My second class was exponentially better. Instructors remembered me and asked how my week was. I had practiced shrimping for the entire week previously after watching YouTube videos to help me understand the purpose and steps. We ran a bit during drills, and I could do that. Rolls had been practiced, so I could do that, too. When it came to the technique, I was fortunate enough to be matched in a pair with another new student and a more experienced, patient student. The time taken to explain what we were doing right and wrong made all the difference, as did getting to watch the other guy attempt the technique while I rested. I felt better about jiu-jitsu and was glad that I gave Toronto No Gi a second chance.
Problem: my three week trial period had ended and now I had to decide between committing to the year or walking away. I was definitely signing up. No, I was definitely done. Maybe I would. I must have changed my mind an infinite number of times. In the end, I decided to return for my third class. Perhaps I went because the owner sent a simple email asking about the Tuesday class I missed. I had not gone due to a terrible day dealing with a tear in the tread of my new Ducati’s rear tire, but in a city where people seldom take the time to even say hello, I appreciated his small effort as a business owner.

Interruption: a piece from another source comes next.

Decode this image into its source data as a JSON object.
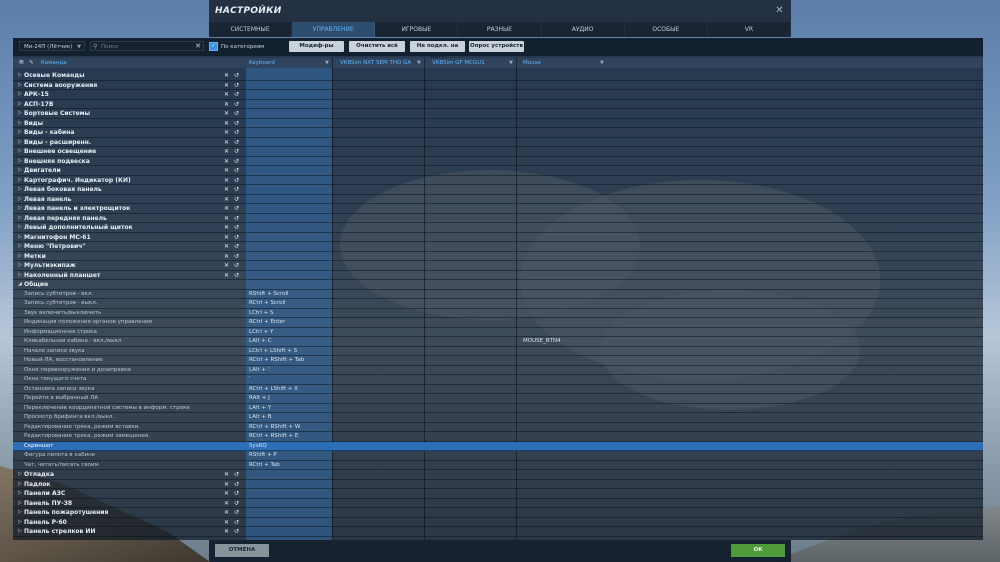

The third class was exponentially better again. I could shrimp and roll with decent skill, and while I still had no idea what I was trying to do I was given a great partner. By great I mean that he was not only patient with my incompetence, but he took the time to teach me what I needed to do. Yeah, he crushed the hell out of my right calf muscle for 45 minutes, but after rolling for that long, when the instructor told him to roll with someone his own skill level, he replied back with “What do you mean, this guy is awesome?” Clearly, he was being funny, but his little acknowledgment made me feel like the luckiest kid on the baseball team. I felt chosen; in Toronto that is a feeling few people get to experience in 2015.

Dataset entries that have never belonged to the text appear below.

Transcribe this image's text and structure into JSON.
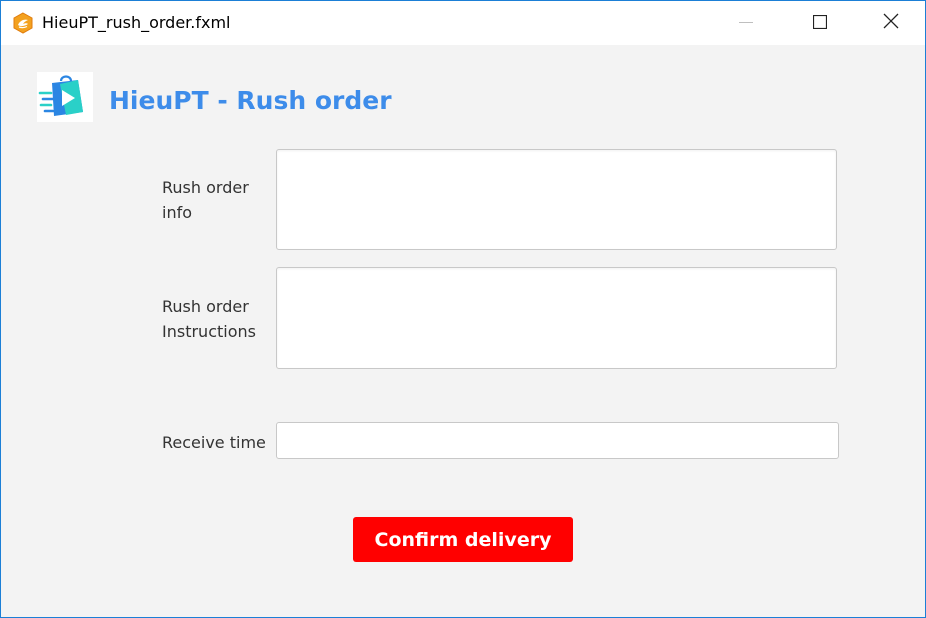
{
  "window": {
    "title": "HieuPT_rush_order.fxml",
    "app_icon": "java-fx-icon",
    "controls": {
      "minimize_icon": "minimize-icon",
      "maximize_icon": "maximize-icon",
      "close_icon": "close-icon"
    },
    "border_color": "#1b7fd6"
  },
  "header": {
    "logo_icon": "shopping-bag-delivery-icon",
    "title": "HieuPT - Rush order",
    "title_color": "#3d8cea"
  },
  "form": {
    "rush_order_info": {
      "label": "Rush order\ninfo",
      "value": ""
    },
    "rush_order_instructions": {
      "label": "Rush order\nInstructions",
      "value": ""
    },
    "receive_time": {
      "label": "Receive time",
      "value": ""
    }
  },
  "actions": {
    "confirm_label": "Confirm delivery",
    "confirm_color": "#ff0000"
  }
}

I signed up for 12 months with Toronto No Gi. I felt pretty proud to get my white rashguard at the end of the class. I was beginning the first leg of my journey as a student of jiu-jitsu. I am in no rush to rise beyond my rank; I simply want to learn, roll and improve my health. My health is the key for me, and I can admit that wearing a super tight compression shirt makes you think twice about eating dessert or missing a workout in the home gym. Within three classes, I have changed my nightly routine to include more sleep, rolling on a mobility ball to release the tension in my back, and lifting traditional weights to gain strength. I even went to my doctor for an annual physical. This afternoon will be an Iyengar yoga class, and who knows what tomorrow will bring. I will have many more doubts and moments of questioning my commitment to jiu-jitsu, but as I remind my students at school: learning is difficult, but it is the one thing we can do to evolve our perception of the world we exist in at the moment of now. Learning allows us to define the possibilities of what to do with what remains after the other things just slip away.